Venez apprécier le résultat de la relation qui s’est formée entre Robert Morin et ces jeunes Autochtones de l’Abitibi par le biais de ce projet artistique, sorte de fiction fabulée et ludique où les traces du chemin parcouru comptent autant que la destination[3].

Nous aurons d’ailleurs la chance d’accueillir Érik Papatie pour discuter du film et de ce qui entoure la production de 3 histoires d’Indiens, mais également pour parler de sa propre production puisqu’il est, tel que présenté dans le film, un vidéaste très concerné par sa communauté. Érik Papatie a notamment participé à la Wapikoni mobile. Il sera accompagné de Ronny Wabanonkik et Melina Richmond. Sera également présent, Philippe Chaumette, accompagnateur de la Wapikoni mobile de 2007 à 2011. Tous trois nous permettront de faire le pont entre fiction(s), perception(s), et réalité(s) des Autochtones.

C’est un rendez-vous !

[1] Il qualifiait d’ailleurs d’« apartheid », la situation des autochtones au Canada et au Québec lors de son passage à l’émission Tout le monde en parle diffusée le 6 avril dernier, à ICI Radio-Canada Télé.
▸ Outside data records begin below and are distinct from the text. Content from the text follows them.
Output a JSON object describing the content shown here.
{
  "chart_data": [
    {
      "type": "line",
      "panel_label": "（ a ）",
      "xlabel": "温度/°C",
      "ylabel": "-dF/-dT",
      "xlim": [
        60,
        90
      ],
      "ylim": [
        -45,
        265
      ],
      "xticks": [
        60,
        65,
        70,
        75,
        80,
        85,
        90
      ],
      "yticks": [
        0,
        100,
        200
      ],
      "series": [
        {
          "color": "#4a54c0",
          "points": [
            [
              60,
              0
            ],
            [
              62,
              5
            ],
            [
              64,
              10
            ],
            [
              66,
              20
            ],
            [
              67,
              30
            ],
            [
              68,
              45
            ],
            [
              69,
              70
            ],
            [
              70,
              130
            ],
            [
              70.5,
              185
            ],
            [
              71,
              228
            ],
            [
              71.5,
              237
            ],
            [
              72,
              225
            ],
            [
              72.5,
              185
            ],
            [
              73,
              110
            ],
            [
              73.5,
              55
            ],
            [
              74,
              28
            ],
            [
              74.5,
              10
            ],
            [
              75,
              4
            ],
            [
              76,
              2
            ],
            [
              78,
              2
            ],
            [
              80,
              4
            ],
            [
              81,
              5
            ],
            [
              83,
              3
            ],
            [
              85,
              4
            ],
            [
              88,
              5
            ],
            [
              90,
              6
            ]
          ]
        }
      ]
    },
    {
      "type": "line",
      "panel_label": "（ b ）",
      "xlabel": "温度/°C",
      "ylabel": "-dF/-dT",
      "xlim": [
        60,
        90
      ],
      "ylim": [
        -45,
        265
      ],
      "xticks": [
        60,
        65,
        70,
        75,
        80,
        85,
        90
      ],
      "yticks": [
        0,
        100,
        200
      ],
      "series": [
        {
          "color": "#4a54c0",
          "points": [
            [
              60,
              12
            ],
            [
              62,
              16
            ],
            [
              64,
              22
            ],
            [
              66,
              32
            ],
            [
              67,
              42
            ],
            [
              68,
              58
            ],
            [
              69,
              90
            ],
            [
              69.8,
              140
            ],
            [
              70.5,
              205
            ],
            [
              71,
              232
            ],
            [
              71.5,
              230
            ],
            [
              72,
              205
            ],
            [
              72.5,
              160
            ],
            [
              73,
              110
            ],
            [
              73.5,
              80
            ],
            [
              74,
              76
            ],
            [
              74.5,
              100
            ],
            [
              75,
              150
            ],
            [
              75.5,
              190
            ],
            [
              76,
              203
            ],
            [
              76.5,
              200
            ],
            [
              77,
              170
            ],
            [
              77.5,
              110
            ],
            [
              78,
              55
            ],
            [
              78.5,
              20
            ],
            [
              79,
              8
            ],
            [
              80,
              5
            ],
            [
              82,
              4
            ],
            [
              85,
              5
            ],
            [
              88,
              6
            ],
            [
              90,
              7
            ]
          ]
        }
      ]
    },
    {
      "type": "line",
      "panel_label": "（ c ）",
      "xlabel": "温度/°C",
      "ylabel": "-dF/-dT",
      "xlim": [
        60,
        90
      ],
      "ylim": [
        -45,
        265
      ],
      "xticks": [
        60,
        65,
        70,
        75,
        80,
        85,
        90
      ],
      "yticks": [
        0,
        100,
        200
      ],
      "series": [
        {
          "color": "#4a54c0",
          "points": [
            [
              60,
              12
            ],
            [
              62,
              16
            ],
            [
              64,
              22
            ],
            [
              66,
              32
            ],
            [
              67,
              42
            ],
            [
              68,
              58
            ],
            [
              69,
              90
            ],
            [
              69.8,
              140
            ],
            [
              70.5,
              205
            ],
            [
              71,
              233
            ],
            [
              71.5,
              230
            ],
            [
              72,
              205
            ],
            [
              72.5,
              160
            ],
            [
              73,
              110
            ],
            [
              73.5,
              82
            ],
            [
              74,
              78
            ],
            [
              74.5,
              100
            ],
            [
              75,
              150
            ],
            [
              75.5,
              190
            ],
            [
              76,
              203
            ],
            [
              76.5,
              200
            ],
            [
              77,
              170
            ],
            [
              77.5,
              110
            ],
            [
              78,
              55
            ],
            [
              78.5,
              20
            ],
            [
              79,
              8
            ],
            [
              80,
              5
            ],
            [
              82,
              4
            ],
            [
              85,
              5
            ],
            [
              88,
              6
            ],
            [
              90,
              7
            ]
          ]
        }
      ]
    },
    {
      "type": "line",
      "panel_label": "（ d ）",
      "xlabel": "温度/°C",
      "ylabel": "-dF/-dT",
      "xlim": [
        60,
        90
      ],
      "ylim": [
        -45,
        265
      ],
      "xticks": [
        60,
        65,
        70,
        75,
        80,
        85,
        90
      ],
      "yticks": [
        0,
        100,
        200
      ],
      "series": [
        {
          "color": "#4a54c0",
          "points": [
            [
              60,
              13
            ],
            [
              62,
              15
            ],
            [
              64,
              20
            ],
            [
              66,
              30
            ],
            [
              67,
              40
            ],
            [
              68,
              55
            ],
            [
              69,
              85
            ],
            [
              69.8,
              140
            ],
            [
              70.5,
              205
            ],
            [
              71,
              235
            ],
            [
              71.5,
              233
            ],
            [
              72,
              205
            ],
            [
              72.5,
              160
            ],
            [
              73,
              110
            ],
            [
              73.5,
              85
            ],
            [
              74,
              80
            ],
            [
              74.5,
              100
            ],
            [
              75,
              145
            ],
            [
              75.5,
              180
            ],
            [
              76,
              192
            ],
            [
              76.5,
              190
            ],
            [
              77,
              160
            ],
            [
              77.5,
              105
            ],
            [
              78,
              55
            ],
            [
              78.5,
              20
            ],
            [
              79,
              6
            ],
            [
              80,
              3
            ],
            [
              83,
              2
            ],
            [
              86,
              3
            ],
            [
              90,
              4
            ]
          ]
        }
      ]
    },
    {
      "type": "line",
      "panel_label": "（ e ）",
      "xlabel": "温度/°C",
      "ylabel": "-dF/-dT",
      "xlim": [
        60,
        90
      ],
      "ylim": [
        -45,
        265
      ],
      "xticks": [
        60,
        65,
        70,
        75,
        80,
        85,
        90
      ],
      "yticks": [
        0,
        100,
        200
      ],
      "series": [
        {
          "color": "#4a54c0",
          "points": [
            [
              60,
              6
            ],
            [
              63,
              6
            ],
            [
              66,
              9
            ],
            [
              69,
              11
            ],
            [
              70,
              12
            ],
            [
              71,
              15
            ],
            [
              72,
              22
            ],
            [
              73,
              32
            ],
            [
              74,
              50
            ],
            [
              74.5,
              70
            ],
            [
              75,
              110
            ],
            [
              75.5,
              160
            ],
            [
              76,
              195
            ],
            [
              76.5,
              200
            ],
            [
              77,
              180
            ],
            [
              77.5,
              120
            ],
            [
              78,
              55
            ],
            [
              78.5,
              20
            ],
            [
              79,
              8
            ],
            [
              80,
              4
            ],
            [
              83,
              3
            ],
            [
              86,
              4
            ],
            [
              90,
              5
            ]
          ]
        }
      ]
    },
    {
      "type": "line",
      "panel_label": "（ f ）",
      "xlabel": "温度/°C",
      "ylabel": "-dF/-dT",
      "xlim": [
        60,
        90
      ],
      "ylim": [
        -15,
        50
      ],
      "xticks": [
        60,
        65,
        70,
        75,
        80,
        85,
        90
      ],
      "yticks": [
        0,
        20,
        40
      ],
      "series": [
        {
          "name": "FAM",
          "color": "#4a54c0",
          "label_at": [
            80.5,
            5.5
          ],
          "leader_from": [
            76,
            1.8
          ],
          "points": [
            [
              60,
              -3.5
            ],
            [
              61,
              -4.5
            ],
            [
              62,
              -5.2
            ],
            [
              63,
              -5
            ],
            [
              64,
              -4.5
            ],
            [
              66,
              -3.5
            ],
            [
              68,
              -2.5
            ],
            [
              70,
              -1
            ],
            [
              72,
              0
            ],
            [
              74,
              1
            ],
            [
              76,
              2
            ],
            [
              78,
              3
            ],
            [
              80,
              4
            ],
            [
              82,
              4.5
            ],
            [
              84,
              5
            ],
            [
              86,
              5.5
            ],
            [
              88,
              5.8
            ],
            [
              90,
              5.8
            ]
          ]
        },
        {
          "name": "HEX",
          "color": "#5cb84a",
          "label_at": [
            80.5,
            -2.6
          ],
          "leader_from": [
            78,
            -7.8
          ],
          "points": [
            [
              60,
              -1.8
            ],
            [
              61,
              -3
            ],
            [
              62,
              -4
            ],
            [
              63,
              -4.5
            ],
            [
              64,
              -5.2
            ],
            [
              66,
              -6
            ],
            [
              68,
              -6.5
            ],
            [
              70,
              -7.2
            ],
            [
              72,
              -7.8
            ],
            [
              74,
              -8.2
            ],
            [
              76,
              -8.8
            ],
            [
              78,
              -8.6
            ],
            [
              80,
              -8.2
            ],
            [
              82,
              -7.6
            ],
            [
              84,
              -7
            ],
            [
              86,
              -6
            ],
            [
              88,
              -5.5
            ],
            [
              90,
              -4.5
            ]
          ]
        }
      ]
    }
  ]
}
[2] Considérez que l’utilisation du verbe « bricoler » n’a absolument pas une résonnance péjorative. Au contraire, je trouve que cela illustre bien, à la fois, le caractère innovateur et le peu de moyens (financiers) permettant de qualifier le travail du cinéaste-vidéaste, quand on sait que les films populaires jouissent de budgets faramineux pour nous répéter les mêmes sujets sur les mêmes canevas.

[3] La production du film s’est déroulée sur quatre ans et on peut aisément croire que cette longue durée est une condition essentielle de l’œuvre qui résulte.